By adding some slaked lime or powdered chalk to the recipe you can improve the body of the paint and use it to paint over previously painted walls. Borax can also be added as a preservative giving the paint, if sealed and refrigerated, a shelf like for several weeks.

What Finish Does Milk Paint Give?

Milk paint generally has a matte finish (with a very slight sheen) and will show marks. Although it’s quite durable, it will be stained by many common kitchen substances, including oils. However, after the paint is dry, oil or our hemp oil soap can be rubbed in as a sealer. Once it sinks into a surface it is extremely difficult to remove, curing over time like concrete.

The milk paint 'pigment' experiments that we carried out in the woods.

How Do You Make Milk Paint?

Ingredients

  • Quark or curd cheese
  • Slaked lime
  • Powdered chalk
  • Borax (optional)
  • Pigment
  • Equipment
  • Bowl and spoon
  • Cheesecloth or metal sieve
  • Scales
  • Sponge or brush

Directions

  • Step 1. Buy curd cheese of quark, the basis of the milk paint. My 250g pot of quark cost just £1.50.
  • Step 2. To help the paint bond better with your surface, mix 30g calcium hydroxide (hydrated lime) with 35g of water and add this to the curds. Mix thoroughly. One way to do this is to force it through a metal sieve.
  • Step 3. To thicken the paint add 500-1500g of powdered chalk.
  • Step 4. Add pigments of your choice (see ideas below). Mix thoroughly, again using a sieve can help.

What Pigments Can You Use to Colour Milk Paint?

Mix natural dyes and earth pigments of your choice with the same quantity of water and combine with your milk paint. For some ideas we used the following pigments in our video and they gave the following colours:

Cassia powder = mossy green.
Green Clay = beige.
Moroccan henna = umbre (orangey brown.)
Rhassoul clay = mushroom.
Indian Indigo = mid green.
Dyers Blue Indigo = intense blue.
Blackberries = initially a woad blue, but it faded to a pale blue with greeny streaks!
Mole hill soil = mid brown and very textured!
Bryony berry juice = initially a pale pink, but it faded to a cream colour.

You can add any water based colouring agent such as food colours and other natural pigments.

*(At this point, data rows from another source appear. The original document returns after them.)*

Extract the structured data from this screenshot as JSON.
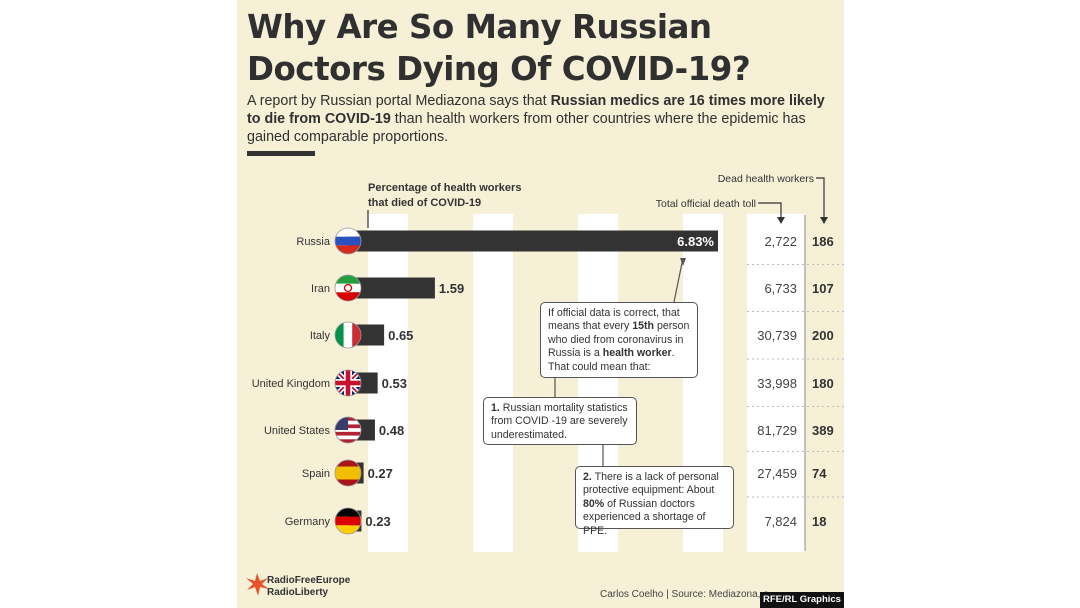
{
  "header": {
    "title_line1": "Why Are So Many Russian",
    "title_line2": "Doctors Dying Of COVID-19?",
    "subtitle_part1": "A report by Russian portal Mediazona says that ",
    "subtitle_bold": "Russian medics are 16 times more likely to die from COVID-19",
    "subtitle_part2": " than health workers from other countries where the epidemic has gained comparable proportions."
  },
  "chart_data": {
    "type": "bar",
    "title": "Percentage of health workers that died of COVID-19",
    "title_line1": "Percentage of health workers",
    "title_line2": "that died of COVID-19",
    "categories": [
      "Russia",
      "Iran",
      "Italy",
      "United Kingdom",
      "United States",
      "Spain",
      "Germany"
    ],
    "values": [
      6.83,
      1.59,
      0.65,
      0.53,
      0.48,
      0.27,
      0.23
    ],
    "value_labels": [
      "6.83%",
      "1.59",
      "0.65",
      "0.53",
      "0.48",
      "0.27",
      "0.23"
    ],
    "flags": [
      "russia",
      "iran",
      "italy",
      "uk",
      "usa",
      "spain",
      "germany"
    ],
    "total_deaths_label": "Total official death toll",
    "dead_workers_label": "Dead health workers",
    "total_deaths": [
      "2,722",
      "6,733",
      "30,739",
      "33,998",
      "81,729",
      "27,459",
      "7,824"
    ],
    "dead_health_workers": [
      "186",
      "107",
      "200",
      "180",
      "389",
      "74",
      "18"
    ],
    "bar_color": "#333333",
    "background_color": "#f6f0d7"
  },
  "callouts": {
    "main": {
      "t1": "If official data is correct, that means that every ",
      "b1": "15th",
      "t2": " person who died from coronavirus in Russia is a ",
      "b2": "health worker",
      "t3": ". That could mean that:"
    },
    "one": {
      "num": "1.",
      "text": " Russian mortality statistics from COVID -19 are severely underestimated."
    },
    "two": {
      "num": "2.",
      "t1": " There is a lack of personal protective equipment: About ",
      "b1": "80%",
      "t2": " of Russian doctors experienced a shortage of PPE."
    }
  },
  "footer": {
    "logo_line1": "RadioFreeEurope",
    "logo_line2": "RadioLiberty",
    "credit": "Carlos Coelho | Source: Mediazona, a",
    "badge": "RFE/RL Graphics"
  }
}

Tips for Painting with Milk Paint

In our experiments, we found that a sea sponge helped with the mixing and we also used it for applying the paint instead of a typical nylon bristled paint brush. You can buy inexpensive ‘wonky sponges’ on our website. If you wash the sponge straight after use it can be used for other projects.

Stir your milk paint frequently as the chalk and lime rapidly settle and thicken at the bottom.

If you weigh your test batch of paint before and after and measure the size of your test surface, you will be able to calculate the coverage per square meter or foot. This will mean you can buy the right amount of ingredients and see your project through to the end.

Our conclusions.

Work up a test batch with your chosen pigments first and test paint your surface, allowing time to build up sufficient layers. Our blue dyers indigo proved to give a stable colour and the best coverage.